Ebroïn, ce cruel persécuteur de tant de Saints, subit dès cette vie la peine due à ses crimes ; il fut massacré en 679. Le Roi Thierri mourut en 691 ; mais il était rentré en lui-même depuis quelques années. Il se reprocha jusqu'à sa mort l'injuste traitement qu'il avait fait souffrir à S- Amé ; et ce fut dans l'intention d'expier ce crime, qu'il fit plusieurs donations à l'abbaye de Breuil. Cette maison, suivant Gramaye, n'était qu'une communauté de prêtres séculiers. Mais il est certain que cet auteur se trompe, puisqu'en creusant la terre, on y a trouvé des corps anciennement enterrés avec des habits de moine.

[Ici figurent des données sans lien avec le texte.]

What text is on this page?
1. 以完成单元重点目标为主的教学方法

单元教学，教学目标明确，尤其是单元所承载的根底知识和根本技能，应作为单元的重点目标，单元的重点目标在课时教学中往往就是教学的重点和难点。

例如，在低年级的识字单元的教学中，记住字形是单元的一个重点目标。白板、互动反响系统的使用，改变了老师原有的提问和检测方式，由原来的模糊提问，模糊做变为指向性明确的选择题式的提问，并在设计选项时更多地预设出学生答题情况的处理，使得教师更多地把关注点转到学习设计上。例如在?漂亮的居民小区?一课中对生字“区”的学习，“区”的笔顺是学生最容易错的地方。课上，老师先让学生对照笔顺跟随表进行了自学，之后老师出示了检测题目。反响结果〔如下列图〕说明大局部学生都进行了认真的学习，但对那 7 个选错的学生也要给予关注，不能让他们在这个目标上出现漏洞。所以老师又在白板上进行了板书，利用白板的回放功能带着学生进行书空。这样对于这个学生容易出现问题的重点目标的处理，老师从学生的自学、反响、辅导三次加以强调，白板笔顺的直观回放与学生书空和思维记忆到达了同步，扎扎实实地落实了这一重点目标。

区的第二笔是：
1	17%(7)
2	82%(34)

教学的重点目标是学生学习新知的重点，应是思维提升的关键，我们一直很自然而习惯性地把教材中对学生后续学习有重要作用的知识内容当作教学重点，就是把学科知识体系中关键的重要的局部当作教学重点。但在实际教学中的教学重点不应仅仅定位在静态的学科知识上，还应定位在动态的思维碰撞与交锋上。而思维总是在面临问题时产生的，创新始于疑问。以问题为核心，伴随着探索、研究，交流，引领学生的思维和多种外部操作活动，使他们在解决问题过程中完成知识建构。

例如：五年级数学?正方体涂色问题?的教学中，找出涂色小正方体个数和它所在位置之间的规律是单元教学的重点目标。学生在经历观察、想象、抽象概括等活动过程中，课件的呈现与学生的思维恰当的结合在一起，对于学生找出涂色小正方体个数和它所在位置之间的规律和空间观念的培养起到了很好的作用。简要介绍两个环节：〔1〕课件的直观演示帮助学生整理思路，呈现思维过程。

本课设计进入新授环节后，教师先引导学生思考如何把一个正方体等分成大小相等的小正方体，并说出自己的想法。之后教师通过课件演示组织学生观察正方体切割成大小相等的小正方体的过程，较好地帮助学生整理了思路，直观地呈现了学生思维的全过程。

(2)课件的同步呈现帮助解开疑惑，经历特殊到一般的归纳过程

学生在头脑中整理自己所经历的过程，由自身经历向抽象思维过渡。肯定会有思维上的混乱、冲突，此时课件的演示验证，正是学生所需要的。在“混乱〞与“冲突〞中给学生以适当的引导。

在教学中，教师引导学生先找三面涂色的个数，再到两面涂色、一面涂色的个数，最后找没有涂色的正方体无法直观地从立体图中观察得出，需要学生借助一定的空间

Durant les incursions des Normands, les moines de Breuil emportèrent avec eux les reliques de saint Aîné, et se retirèrent d'abord à Soissons, puis à Douai. Cette translation se fit le premier Mai 870, par le ministère d'Eruannic, abbé de Breuil, et de saint Bain, cinquième évêque de Térouenne. Les moines obtinrent la permission de se fixer à Douai. Le monastère qu'ils y établirent fut sécularisé et changé en collégiale en 940. Il y a eu longtemps un prieuré et une chapelle à Breuil, dans l'endroit où saint Mauront avait reçu saint Amé, et où ils avaient mené ensemble la vie anachorétique. La terre de Breuil appartient encore aujourd'hui à l'église de saint Amé de Douai. En 1485, on transféra de Marchiennes, dans cette église les reliques de saint Mauront.

On trouve dans le martyrologe romain, sous le même jour, un autre saint Amé vulgairement appelé saint Amet. Il sortait d'une famille distinguée, établie dans le territoire de Grenoble. Il se retira, étant encore fort jeune, dans le monastère d'Agaune, dont il fut l'exemple par la pratique des plus sublimes vertus. Il alla depuis à Luxeuil avec saint Romaric. On l'en tira en 620, pour le faire abbé de Remiremont, dignité qu'il n'accepta que par obéissance. Sa fidélité à la grâce, et son zèle pour la perfection avaient quelque chose d'admirable. L'uniformité de la vie religieuse ne devenait point pour lui un principe de relâchement; sa ferveur au contraire croissait de jour en jour, ce qui donnait un nouveau degré de mérite à tous ses exercices. Il alla jouir de l'éternité bienheureuse vers l'an 627. On garde ses reliques à Remiremont, dans le diocèse de Toul.